COMMENT - One would think running 'Terror Tuesdays" would at least result in a demand the Nobel Peace Prize be returned, wouldn't you? Yet we can thank Obama for bringing Americans together across the political divide.
Richard Norton-Taylor, The Guardian
Not long after he was elected president, Barack Obama arranged what senior U.S. officials called "Terror Tuesdays".
On the agenda were "kill lists" - names of individuals whose perceived threat to America's security made them targets for assassination by unmanned drone attacks in Pakistan, Yemen, and Somalia.
The kill lists, scrutinized personally by Obama at the weekly meetings, were soon expanded to become what U.S. journalist Jeremy Scahill, author of Dirty Wars, calls a form of "pre-crime" justice where individuals are considered fair game if they met certain life patterns of suspected terrorists.
Unidentified individuals, described as "military aged-males", would be targeted if they were at a certain place at certain times.
These are considered legitimate targets in "signature strikes".
How Obama embraced the hawks and the unaccountable and secretive Joint Special Operations Command (JSOC) left behind by the Bush administration is powerfully documented in Dirty Wars, published in Britain by Serpent's Tail this week.
"One of the enduring legacies of Obama's presidency is how he has normalized assassination as a central component of what is called America's national security policy", Scahill told me.
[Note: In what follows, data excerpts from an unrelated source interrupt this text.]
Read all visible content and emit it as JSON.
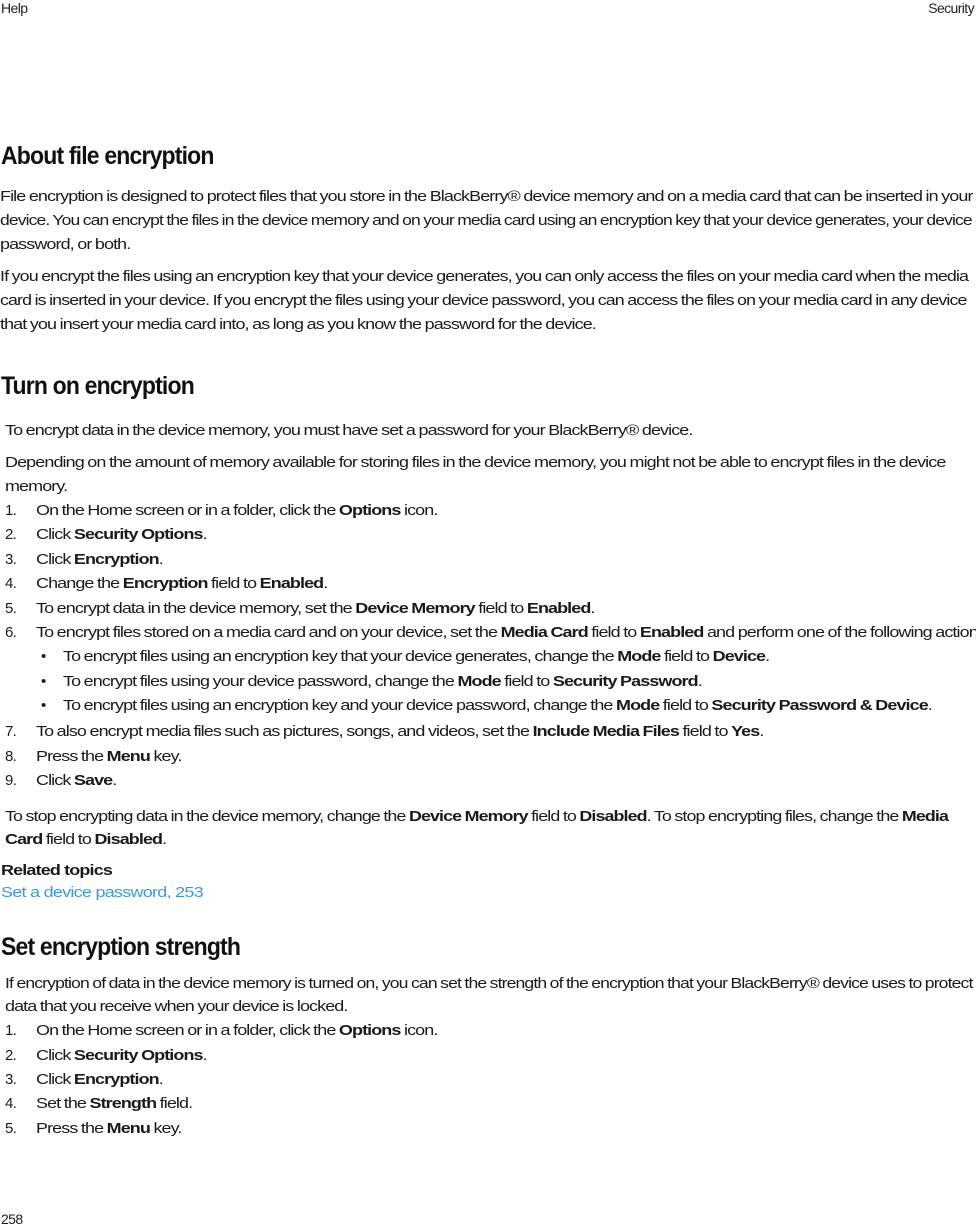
{
  "header": {
    "left": "Help",
    "right": "Security"
  },
  "footer": {
    "page_number": "258"
  },
  "sections": {
    "about": {
      "title": "About file encryption",
      "para1_line1": "File encryption is designed to protect files that you store in the BlackBerry® device memory and on a media card that can be inserted in your",
      "para1_line2": "device. You can encrypt the files in the device memory and on your media card using an encryption key that your device generates, your device",
      "para1_line3": "password, or both.",
      "para2_line1": "If you encrypt the files using an encryption key that your device generates, you can only access the files on your media card when the media",
      "para2_line2": "card is inserted in your device. If you encrypt the files using your device password, you can access the files on your media card in any device",
      "para2_line3": "that you insert your media card into, as long as you know the password for the device."
    },
    "turn_on": {
      "title": "Turn on encryption",
      "intro1": "To encrypt data in the device memory, you must have set a password for your BlackBerry® device.",
      "intro2_line1": "Depending on the amount of memory available for storing files in the device memory, you might not be able to encrypt files in the device",
      "intro2_line2": "memory.",
      "steps": [
        {
          "num": "1.",
          "pre": "On the Home screen or in a folder, click the ",
          "b1": "Options",
          "mid": " icon.",
          "b2": "",
          "post": ""
        },
        {
          "num": "2.",
          "pre": "Click ",
          "b1": "Security Options",
          "mid": ".",
          "b2": "",
          "post": ""
        },
        {
          "num": "3.",
          "pre": "Click ",
          "b1": "Encryption",
          "mid": ".",
          "b2": "",
          "post": ""
        },
        {
          "num": "4.",
          "pre": "Change the ",
          "b1": "Encryption",
          "mid": " field to ",
          "b2": "Enabled",
          "post": "."
        },
        {
          "num": "5.",
          "pre": "To encrypt data in the device memory, set the ",
          "b1": "Device Memory",
          "mid": " field to ",
          "b2": "Enabled",
          "post": "."
        },
        {
          "num": "6.",
          "pre": "To encrypt files stored on a media card and on your device, set the ",
          "b1": "Media Card",
          "mid": " field to ",
          "b2": "Enabled",
          "post": " and perform one of the following actions:"
        },
        {
          "num": "7.",
          "pre": "To also encrypt media files such as pictures, songs, and videos, set the ",
          "b1": "Include Media Files",
          "mid": " field to ",
          "b2": "Yes",
          "post": "."
        },
        {
          "num": "8.",
          "pre": "Press the ",
          "b1": "Menu",
          "mid": " key.",
          "b2": "",
          "post": ""
        },
        {
          "num": "9.",
          "pre": "Click ",
          "b1": "Save",
          "mid": ".",
          "b2": "",
          "post": ""
        }
      ],
      "bullets": [
        {
          "pre": "To encrypt files using an encryption key that your device generates, change the ",
          "b1": "Mode",
          "mid": " field to ",
          "b2": "Device",
          "post": "."
        },
        {
          "pre": "To encrypt files using your device password, change the ",
          "b1": "Mode",
          "mid": " field to ",
          "b2": "Security Password",
          "post": "."
        },
        {
          "pre": "To encrypt files using an encryption key and your device password, change the ",
          "b1": "Mode",
          "mid": " field to ",
          "b2": "Security Password & Device",
          "post": "."
        }
      ],
      "stop_line1": {
        "pre": "To stop encrypting data in the device memory, change the ",
        "b1": "Device Memory",
        "mid": " field to ",
        "b2": "Disabled",
        "post": ". To stop encrypting files, change the ",
        "b3": "Media"
      },
      "stop_line2": {
        "b1": "Card",
        "mid": " field to ",
        "b2": "Disabled",
        "post": "."
      },
      "related_label": "Related topics",
      "related_link": "Set a device password, 253"
    },
    "strength": {
      "title": "Set encryption strength",
      "intro_line1": "If encryption of data in the device memory is turned on, you can set the strength of the encryption that your BlackBerry® device uses to protect",
      "intro_line2": "data that you receive when your device is locked.",
      "steps": [
        {
          "num": "1.",
          "pre": "On the Home screen or in a folder, click the ",
          "b1": "Options",
          "mid": " icon."
        },
        {
          "num": "2.",
          "pre": "Click ",
          "b1": "Security Options",
          "mid": "."
        },
        {
          "num": "3.",
          "pre": "Click ",
          "b1": "Encryption",
          "mid": "."
        },
        {
          "num": "4.",
          "pre": "Set the ",
          "b1": "Strength",
          "mid": " field."
        },
        {
          "num": "5.",
          "pre": "Press the ",
          "b1": "Menu",
          "mid": " key."
        }
      ]
    }
  }
}
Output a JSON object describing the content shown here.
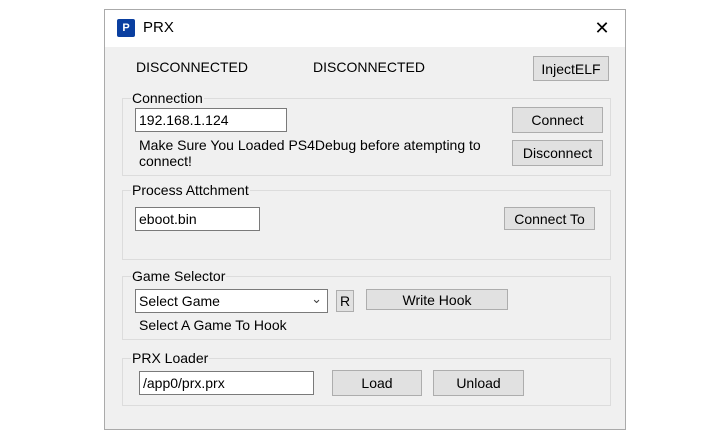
{
  "window": {
    "title": "PRX",
    "close_glyph": "✕",
    "app_icon": "playstation-logo-icon"
  },
  "status": {
    "left": "DISCONNECTED",
    "right": "DISCONNECTED"
  },
  "toolbar": {
    "inject_elf_label": "InjectELF"
  },
  "connection": {
    "legend": "Connection",
    "ip_value": "192.168.1.124",
    "hint": "Make Sure You Loaded PS4Debug before atempting to connect!",
    "connect_label": "Connect",
    "disconnect_label": "Disconnect"
  },
  "process": {
    "legend": "Process Attchment",
    "process_value": "eboot.bin",
    "connect_to_label": "Connect To"
  },
  "game": {
    "legend": "Game Selector",
    "selected": "Select Game",
    "refresh_label": "R",
    "write_hook_label": "Write Hook",
    "hint": "Select A Game To Hook"
  },
  "prx": {
    "legend": "PRX Loader",
    "path_value": "/app0/prx.prx",
    "load_label": "Load",
    "unload_label": "Unload"
  }
}
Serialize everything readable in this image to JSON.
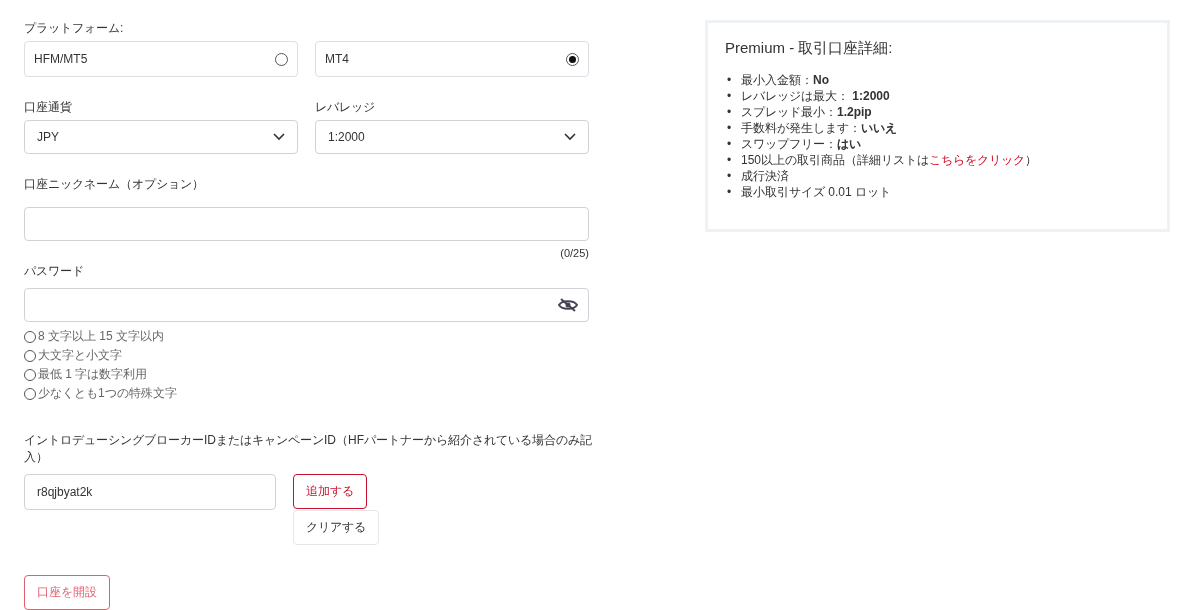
{
  "platform": {
    "label": "プラットフォーム:",
    "options": [
      {
        "label": "HFM/MT5",
        "selected": false
      },
      {
        "label": "MT4",
        "selected": true
      }
    ]
  },
  "currency": {
    "label": "口座通貨",
    "value": "JPY"
  },
  "leverage": {
    "label": "レバレッジ",
    "value": "1:2000"
  },
  "nickname": {
    "label": "口座ニックネーム（オプション）",
    "counter": "(0/25)"
  },
  "password": {
    "label": "パスワード",
    "rules": [
      {
        "text": "8 文字以上 15 文字以内",
        "met": false
      },
      {
        "text": "大文字と小文字",
        "met": false
      },
      {
        "text": "最低 1 字は数字利用",
        "met": false
      },
      {
        "text": "少なくとも1つの特殊文字",
        "met": false
      }
    ]
  },
  "referral": {
    "label": "イントロデューシングブローカーIDまたはキャンペーンID（HFパートナーから紹介されている場合のみ記入）",
    "value": "r8qjbyat2k",
    "add_button": "追加する",
    "clear_button": "クリアする"
  },
  "submit_button": "口座を開設",
  "details": {
    "title": "Premium - 取引口座詳細:",
    "items": [
      {
        "kind": "text",
        "bullet": "•",
        "text": "最小入金額：**No**"
      },
      {
        "kind": "text",
        "bullet": "•",
        "text": "レバレッジは最大： **1:2000**"
      },
      {
        "kind": "text",
        "bullet": "•",
        "text": "スプレッド最小：**1.2pip**"
      },
      {
        "kind": "text",
        "bullet": "•",
        "text": "手数料が発生します：**いいえ**"
      },
      {
        "kind": "text",
        "bullet": "•",
        "text": "スワップフリー：**はい**"
      },
      {
        "kind": "link",
        "bullet": "•",
        "before": "150以上の取引商品（詳細リストは",
        "link": "こちらをクリック",
        "after": "）"
      },
      {
        "kind": "text",
        "bullet": "•",
        "text": "成行決済"
      },
      {
        "kind": "text",
        "bullet": "•",
        "text": "最小取引サイズ 0.01 ロット"
      }
    ]
  }
}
It has been easier for a Nobel Peace prize winning liberal Democrat to get away with drone strikes, prosecuting and persecuting whistleblowers, keeping Congress in the dark, than a Republican hawk, Scahill suggests.
Congress has not been able, or not wanted, to question the drone strikes, and polls show a majority in support of them.
"They are seen as a smarter, new way of cleaning up war", said Scarhill. That encouraged him to call the book, Dirty Wars.
He added: "I believe we are creating more new enemies than we are killing terrorists...And revenge is as powerful force".
Republicans, meanwhile, have chided Obama calling the drone strikes as an alternative to transporting and interrogating terror suspects at Guantanamo Bay.
Over the past decade, the U.S. has ordered at least 300 drone strikes in Pakistan, Afghanistan, Yemen, Iraq and Mali, taking out some high level al-Qaeda targets, but also killing some 2,000 civilians, according to the Bureau of Investigative Journalism.
In his eight years in office, Bush ordered about 50 drone strikes aimed at alleged terrorists. Obama is believed to have ordered nearly 300 in his first term as president.
The belated stirrings of a debate in the U.S. will not be welcomed by the British government which has already tried to distance itself from the opposition drone strikes have provoked in Pakistan, Yemen, and elsewhere.
Britain's SAS has taken part in U.S. special operations in what Scahill calls the CIA's "black-site archipelago" and British officials are likely to be in the loop, and even helping, U.S. security and intelligence agencies in drone strikes ordered by Washington. Lawyers acting for the British government have already warned that any UK involvement will remain secret.
Drones are here to stay.
They are likely to be used more and more against targets in north, east, and west Africa, and elsewhere. Scahill subtitles his book, The World is a Battlefield.
Dirty Wars also chronicles in detail the life and death of Anwar al-Awlaki, an American killed by a drone strike in Yemen in September 2011 on the grounds that he was an influential al-Qaeda supporter and operative.
His son, Abdulrahman al-Awlaki, a 16-year-old American boy, was killed in a drone strike a month later.